Le capitaine Courdimanche, l’abbé Le Tourneur se présentèrent plusieurs fois aux Trois-Tilleuls et trouvèrent la porte close. Fanny avait inventé plusieurs prétextes successifs pour interrompre les conférences religieuses… Le curé de Saint-Jean s’aperçut brusquement que la Parisienne, par des imprudences avérées, rendait son mariage impossible. Si madame de Chanteprie revenait guérie, Augustin n’oserait jamais, contre le veto maternel, épouser la femme que tout Hautfort lui attribuait comme maîtresse.

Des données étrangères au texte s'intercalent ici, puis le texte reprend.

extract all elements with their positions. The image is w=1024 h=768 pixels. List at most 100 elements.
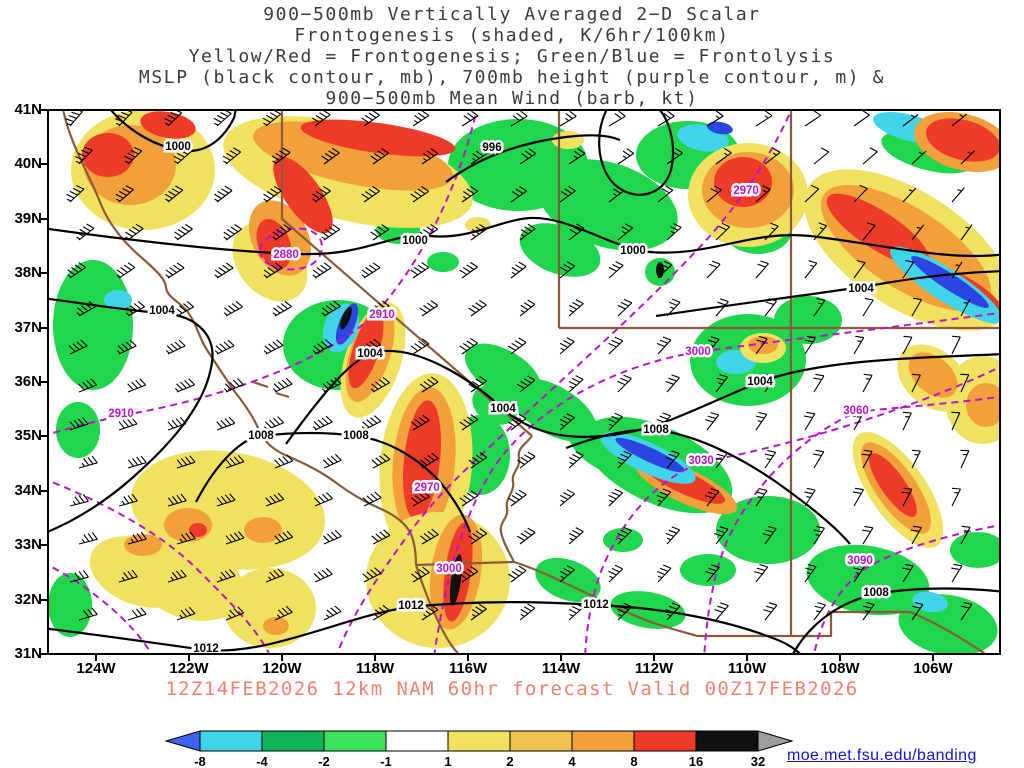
wind-barb: [608, 336, 624, 355]
wind-barb: [951, 335, 961, 355]
wind-barb: [421, 148, 439, 165]
wind-barb: [1010, 603, 1021, 621]
wind-barb: [862, 222, 876, 241]
lon-axis-label: 122W: [169, 660, 209, 677]
shading-blob: [908, 352, 958, 398]
lat-axis-label: 31N: [14, 645, 42, 662]
mslp-contour: [791, 587, 1000, 654]
wind-barb: [323, 605, 342, 621]
wind-barb: [617, 374, 632, 393]
wind-barb: [78, 455, 98, 469]
wind-barb: [853, 335, 865, 355]
wind-barb: [510, 186, 527, 203]
wind-barb: [468, 452, 488, 469]
wind-barb: [902, 411, 912, 431]
wind-barb: [216, 568, 236, 583]
wind-barb: [1010, 150, 1023, 164]
colorbar-tick-label: 8: [630, 754, 637, 768]
colorbar-segment: [695, 730, 759, 752]
wind-barb: [174, 378, 195, 393]
wind-barb: [216, 493, 236, 507]
contour-label: 1000: [620, 245, 646, 257]
wind-barb: [764, 449, 777, 469]
wind-barb: [617, 298, 633, 317]
wind-barb: [804, 411, 816, 431]
lat-axis-label: 36N: [14, 373, 42, 390]
wind-barb: [568, 299, 584, 317]
wind-barb: [804, 184, 820, 203]
shading-blob: [348, 311, 384, 389]
shading-blob: [224, 568, 316, 648]
wind-barb: [1009, 450, 1018, 468]
colorbar-tick-label: 2: [506, 754, 513, 768]
contour-label: 2880: [273, 249, 299, 261]
colorbar-segment: [261, 730, 325, 752]
wind-barb: [853, 110, 870, 127]
wind-barb: [706, 260, 721, 279]
shading-blob: [966, 383, 1000, 427]
wind-barb: [322, 453, 342, 469]
wind-barb: [755, 110, 773, 127]
wind-barb: [272, 224, 292, 241]
site-link[interactable]: moe.met.fsu.edu/banding: [787, 747, 977, 764]
height-contour: [48, 479, 271, 654]
wind-barb: [508, 565, 527, 583]
contour-label: 3000: [436, 563, 462, 575]
lat-axis-label: 32N: [14, 591, 42, 608]
lat-axis-label: 41N: [14, 101, 42, 118]
wind-barb: [665, 374, 680, 393]
wind-barb: [470, 603, 487, 621]
wind-barb: [813, 373, 825, 393]
wind-barb: [516, 375, 536, 393]
wind-barb: [167, 416, 187, 431]
contour-label: 1008: [343, 430, 369, 442]
wind-barb: [127, 455, 147, 469]
wind-barb: [461, 110, 479, 127]
wind-barb: [312, 339, 333, 355]
wind-barb: [960, 449, 970, 469]
wind-barb: [617, 148, 635, 165]
wind-barb: [852, 411, 864, 431]
colorbar-segment: [385, 730, 449, 752]
wind-barb: [165, 339, 186, 355]
wind-barb: [755, 335, 768, 355]
contour-label: 1012: [583, 599, 609, 611]
colorbar-segment: [633, 730, 697, 752]
wind-barb: [764, 373, 777, 393]
wind-barb: [68, 339, 88, 355]
wind-barb: [813, 297, 826, 317]
wind-barb: [755, 260, 769, 279]
state-borders: [62, 110, 1000, 654]
wind-barb: [608, 110, 626, 127]
lon-axis-label: 124W: [76, 660, 116, 677]
colorbar-tick-label: -8: [194, 754, 206, 768]
contour-label: 1008: [643, 424, 669, 436]
wind-barb: [755, 185, 771, 203]
wind-barb: [410, 414, 430, 431]
wind-barb: [370, 224, 390, 241]
wind-barb: [78, 607, 98, 621]
wind-barb: [1001, 564, 1011, 582]
wind-barb: [272, 300, 292, 317]
lat-axis-label: 37N: [14, 319, 42, 336]
wind-barb: [960, 373, 970, 393]
wind-barb: [656, 488, 672, 507]
wind-barb: [853, 184, 868, 203]
shading-blob: [449, 554, 463, 606]
wind-barb: [813, 222, 828, 241]
wind-barb: [666, 298, 681, 317]
wind-barb: [419, 376, 439, 393]
wind-barb: [559, 110, 577, 127]
wind-barb: [704, 412, 720, 431]
wind-barb: [706, 110, 724, 127]
contour-label: 1004: [747, 376, 773, 388]
colorbar-segment: [447, 730, 511, 752]
wind-barb: [125, 300, 145, 317]
wind-barb: [69, 417, 89, 431]
wind-barb: [951, 187, 965, 203]
wind-barb: [322, 530, 342, 545]
contour-label: 1004: [357, 348, 383, 360]
title-line-4: MSLP (black contour, mb), 700mb height (…: [138, 67, 886, 88]
mslp-contour: [48, 601, 802, 654]
wind-barb: [763, 602, 778, 621]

Alors, M. l’abbé Le Tourneur, « lâcha » Fanny. Il se mit résolument à la tête des dévotes qui criaient au scandale. Mais Augustin se déroba à toute entrevue, à toute explication…


Un soir, vers la fin d’octobre, les amants achevaient leur repas, dans le cabinet d’Augustin. Jacquine desservait. Augustin regardait Fanny, et Fanny regardait le soleil qui se couchait, au loin, dans un ciel rouge et terrible.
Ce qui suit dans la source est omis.